Верена слушала его внимательно, что отнюдь не означало — с пониманием.
— Может быть, я говорю слишком запутанно, ваше благородие? — спросил старик. — Скажи, прошу тебя. Не знаю, сколь многое сказал тебе князь Рамез. Я объясню все, о чем ты захочешь спросить. Я посвящу тебе столько времени, сколько потребуется. Я сделаю то, что должен сделать, но все еще есть шанс, что мне не придется вступить на последний, наихудший из возможных путей. Это, ваше высочество, зависит только от тебя.
— Каким образом?
— Поддержи меня, госпожа. Твоя помощь будет просто неоценима. Я солгал твоему мужу, заявив, что это не так. Но только чистокровная армектанка, басе-крегири, отмеченная символом Серебряной Ленты, принадлежащая к двум мирам, может воскресить силы Алера. Сделай это добровольно, ваше высочество. Пожалуйста.

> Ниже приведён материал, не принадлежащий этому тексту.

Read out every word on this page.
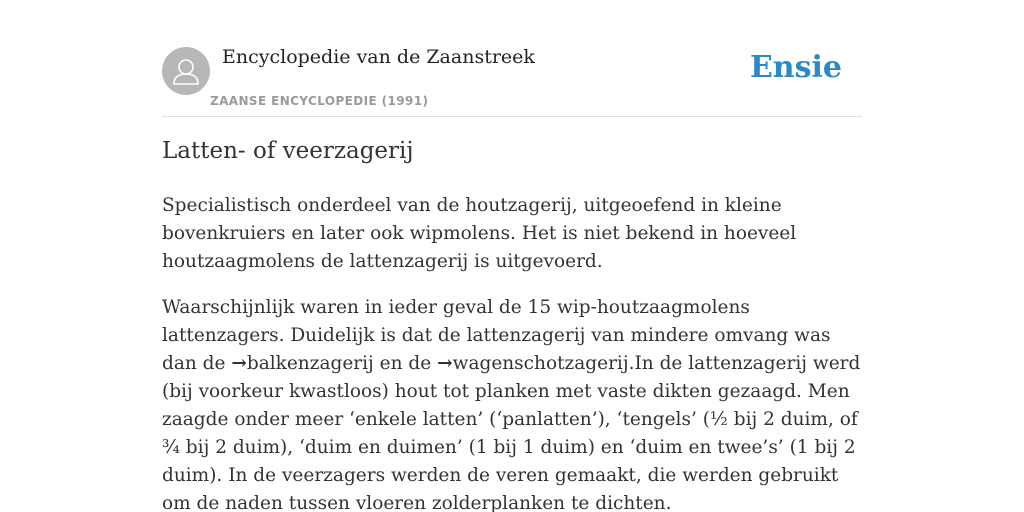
Encyclopedie van de Zaanstreek
ZAANSE ENCYCLOPEDIE (1991)
Ensie
Latten- of veerzagerij

Specialistisch onderdeel van de houtzagerij, uitgeoefend in kleine bovenkruiers en later ook wipmolens. Het is niet bekend in hoeveel houtzaagmolens de lattenzagerij is uitgevoerd.

Waarschijnlijk waren in ieder geval de 15 wip-houtzaagmolens lattenzagers. Duidelijk is dat de lattenzagerij van mindere omvang was dan de →balkenzagerij en de →wagenschotzagerij.In de lattenzagerij werd (bij voorkeur kwastloos) hout tot planken met vaste dikten gezaagd. Men zaagde onder meer ‘enkele latten’ (‘panlatten’), ‘tengels’ (½ bij 2 duim, of ¾ bij 2 duim), ‘duim en duimen’ (1 bij 1 duim) en ‘duim en twee’s’ (1 bij 2 duim). In de veerzagers werden de veren gemaakt, die werden gebruikt om de naden tussen vloeren zolderplanken te dichten.
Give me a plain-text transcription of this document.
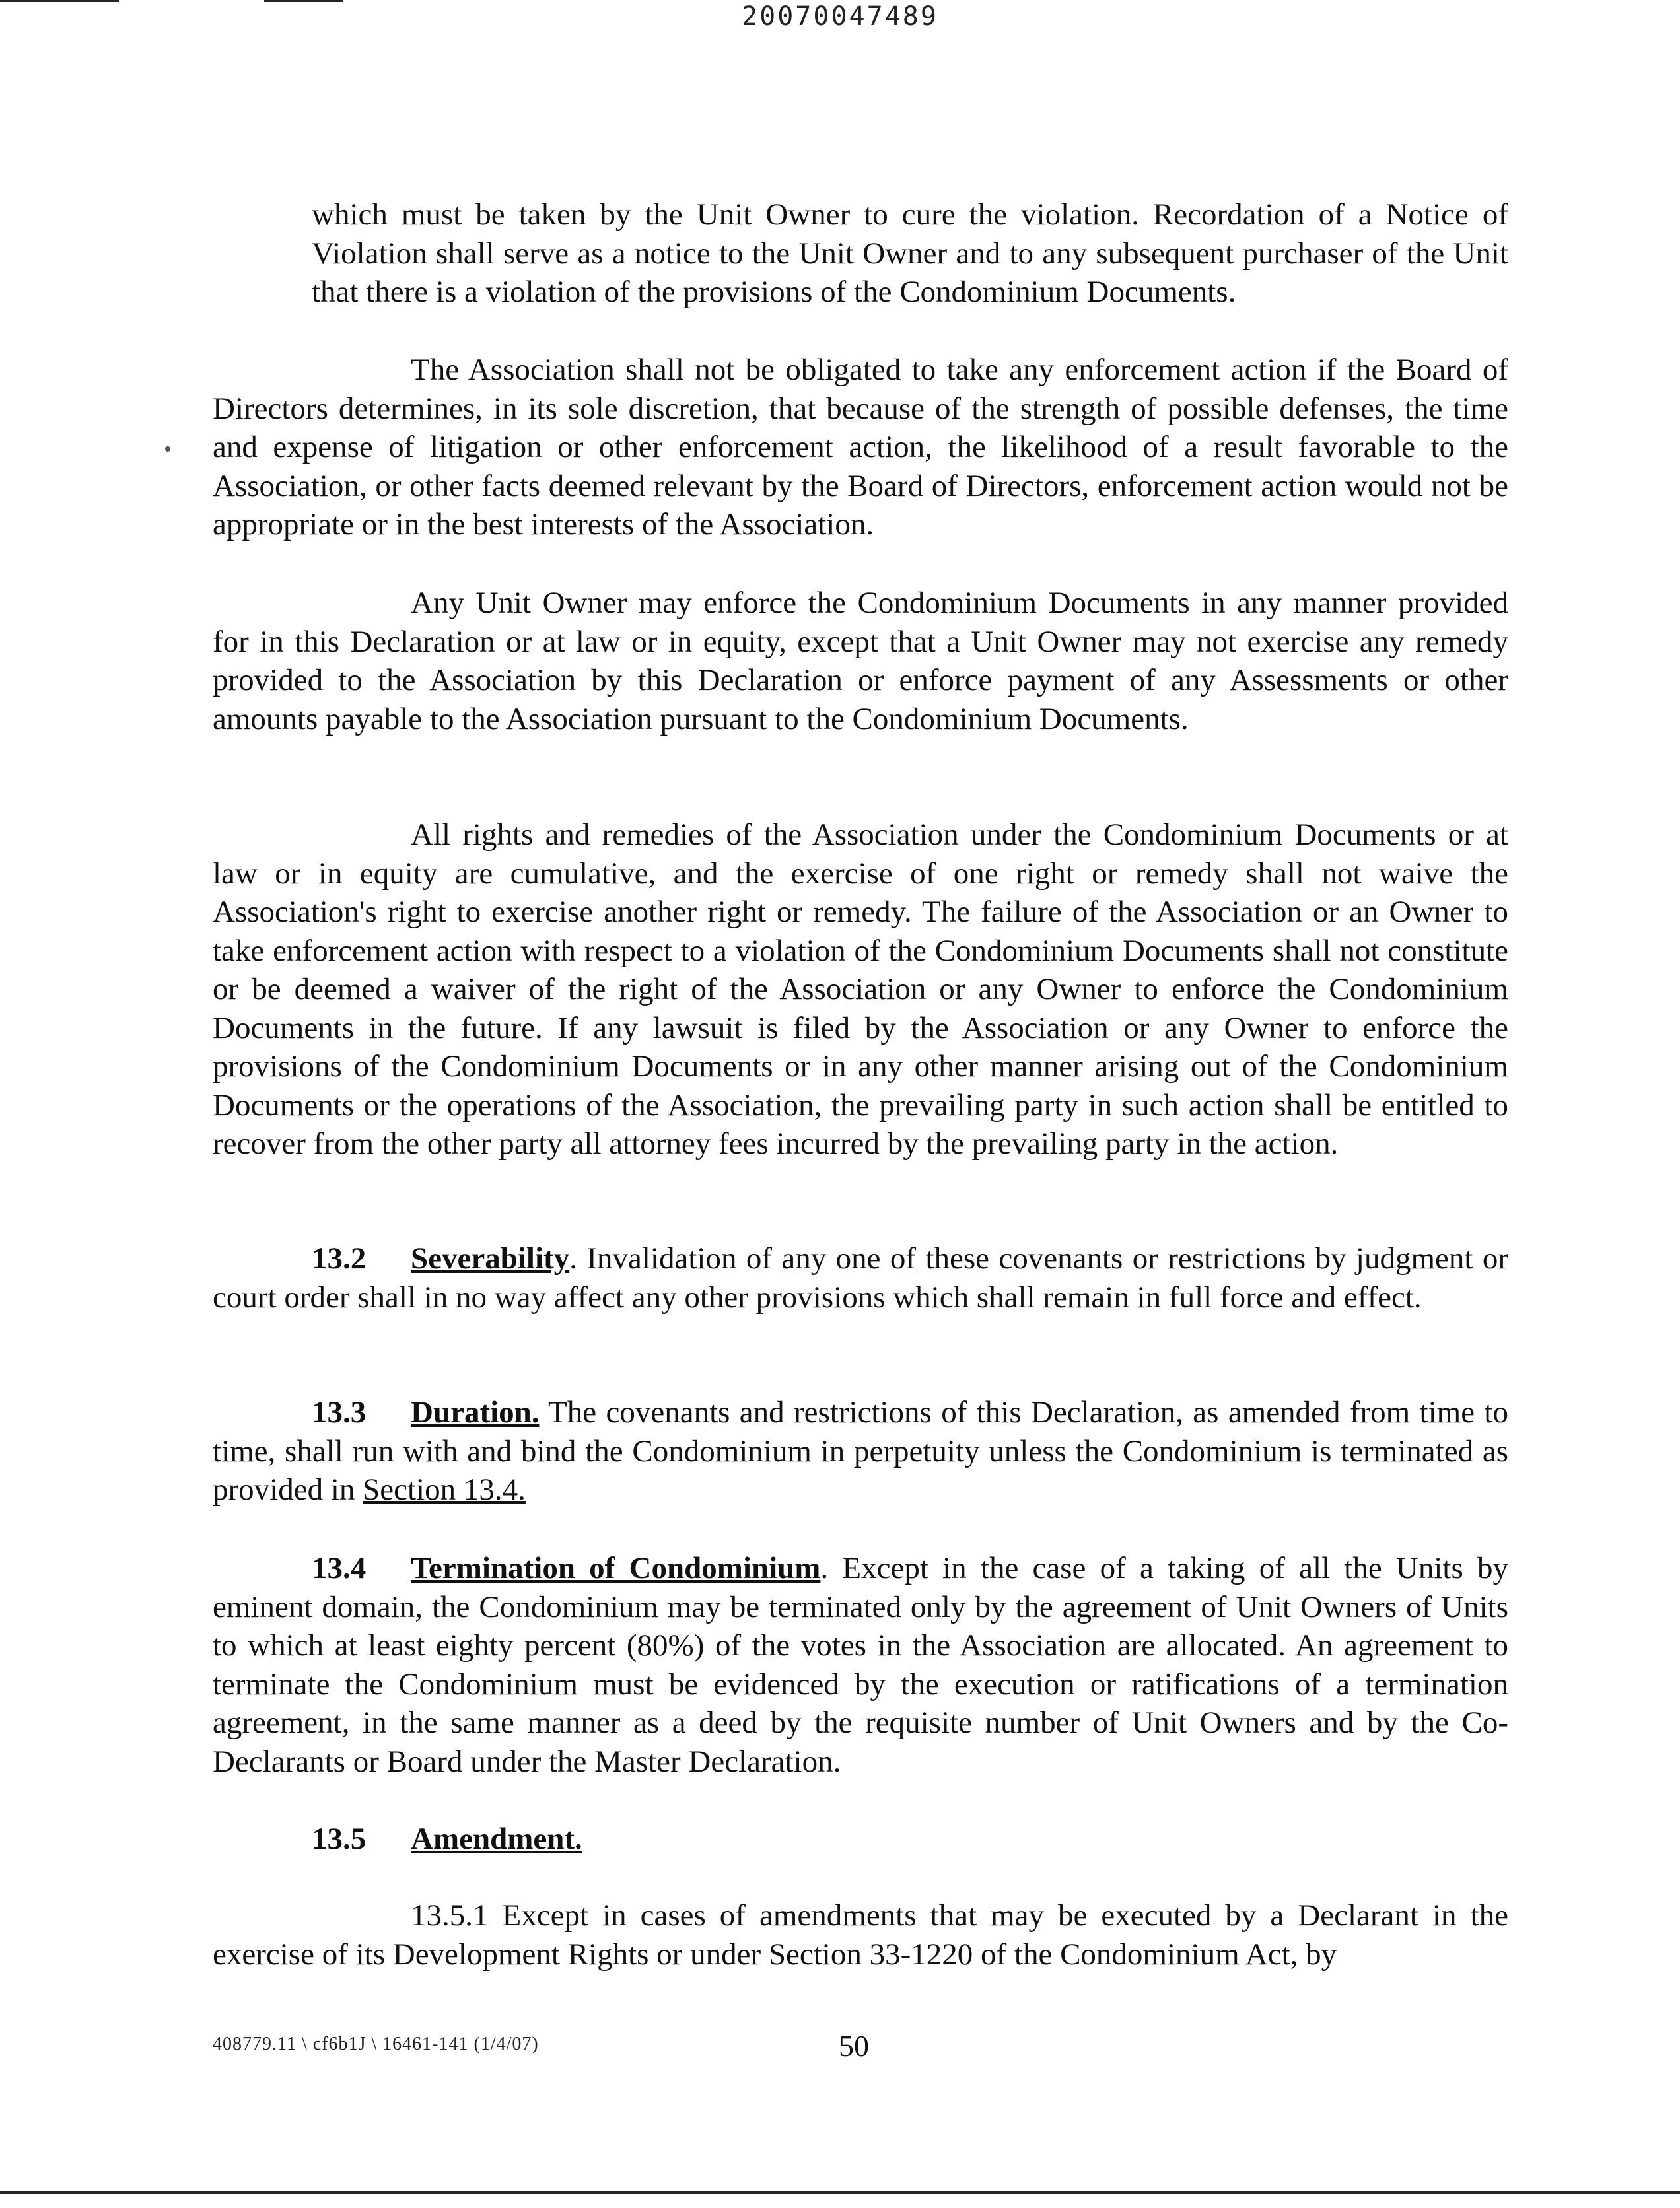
20070047489

which must be taken by the Unit Owner to cure the violation. Recordation of a Notice of Violation shall serve as a notice to the Unit Owner and to any subsequent purchaser of the Unit that there is a violation of the provisions of the Condominium Documents.

The Association shall not be obligated to take any enforcement action if the Board of Directors determines, in its sole discretion, that because of the strength of possible defenses, the time and expense of litigation or other enforcement action, the likelihood of a result favorable to the Association, or other facts deemed relevant by the Board of Directors, enforcement action would not be appropriate or in the best interests of the Association.

Any Unit Owner may enforce the Condominium Documents in any manner provided for in this Declaration or at law or in equity, except that a Unit Owner may not exercise any remedy provided to the Association by this Declaration or enforce payment of any Assessments or other amounts payable to the Association pursuant to the Condominium Documents.

All rights and remedies of the Association under the Condominium Documents or at law or in equity are cumulative, and the exercise of one right or remedy shall not waive the Association's right to exercise another right or remedy. The failure of the Association or an Owner to take enforcement action with respect to a violation of the Condominium Documents shall not constitute or be deemed a waiver of the right of the Association or any Owner to enforce the Condominium Documents in the future. If any lawsuit is filed by the Association or any Owner to enforce the provisions of the Condominium Documents or in any other manner arising out of the Condominium Documents or the operations of the Association, the prevailing party in such action shall be entitled to recover from the other party all attorney fees incurred by the prevailing party in the action.

13.2 Severability. Invalidation of any one of these covenants or restrictions by judgment or court order shall in no way affect any other provisions which shall remain in full force and effect.

13.3 Duration. The covenants and restrictions of this Declaration, as amended from time to time, shall run with and bind the Condominium in perpetuity unless the Condominium is terminated as provided in Section 13.4.

13.4 Termination of Condominium. Except in the case of a taking of all the Units by eminent domain, the Condominium may be terminated only by the agreement of Unit Owners of Units to which at least eighty percent (80%) of the votes in the Association are allocated. An agreement to terminate the Condominium must be evidenced by the execution or ratifications of a termination agreement, in the same manner as a deed by the requisite number of Unit Owners and by the Co-Declarants or Board under the Master Declaration.

13.5 Amendment.

13.5.1 Except in cases of amendments that may be executed by a Declarant in the exercise of its Development Rights or under Section 33-1220 of the Condominium Act, by

408779.11 \ cf6b1J \ 16461-141 (1/4/07)	50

Спокойствие и уверенность в себе наместницы начали уступать место сомнениям, наконец — обычному страху. Она не ожидала того, что сказал старик.
— Рамез… — начала она. — Он… не говорил мне об этом!
— Потому что не знал. Я солгал князю, — повторил Отверженный. — Он требовал заверений в том, что твое участие, госпожа, совершенно не нужно. Таким образом, он, по сути, направил меня на путь, который я вовсе не хотел выбирать. Имея возможность лишь лгать — я лгал.
— Почему именно я? — спросила она, вставая и выходя из-за стола. — Почему?
— Иногда судьбы мира зависят от мелочей… Что я могу сказать, госпожа? Во всем Громбеларде ты единственная армектанка, не подчиняющаяся силе Лент, ибо ты зачата там, где граничат Шернь и Алер. Пространство никому не принадлежащего неба, простирающееся между двумя силами, иногда насыщено мощью Полос, а иногда — мощью Лент. Знак, который ты носишь на виске, указывает на то, что…
— Я знаю, — прервала она его. — Однажды я уже оказалась во власти безумца, который желал того же, что и ты. Я не спрашиваю, чего именно символ я ношу, поскольку знаю. Я спрашиваю, не носит ли его кто-то еще.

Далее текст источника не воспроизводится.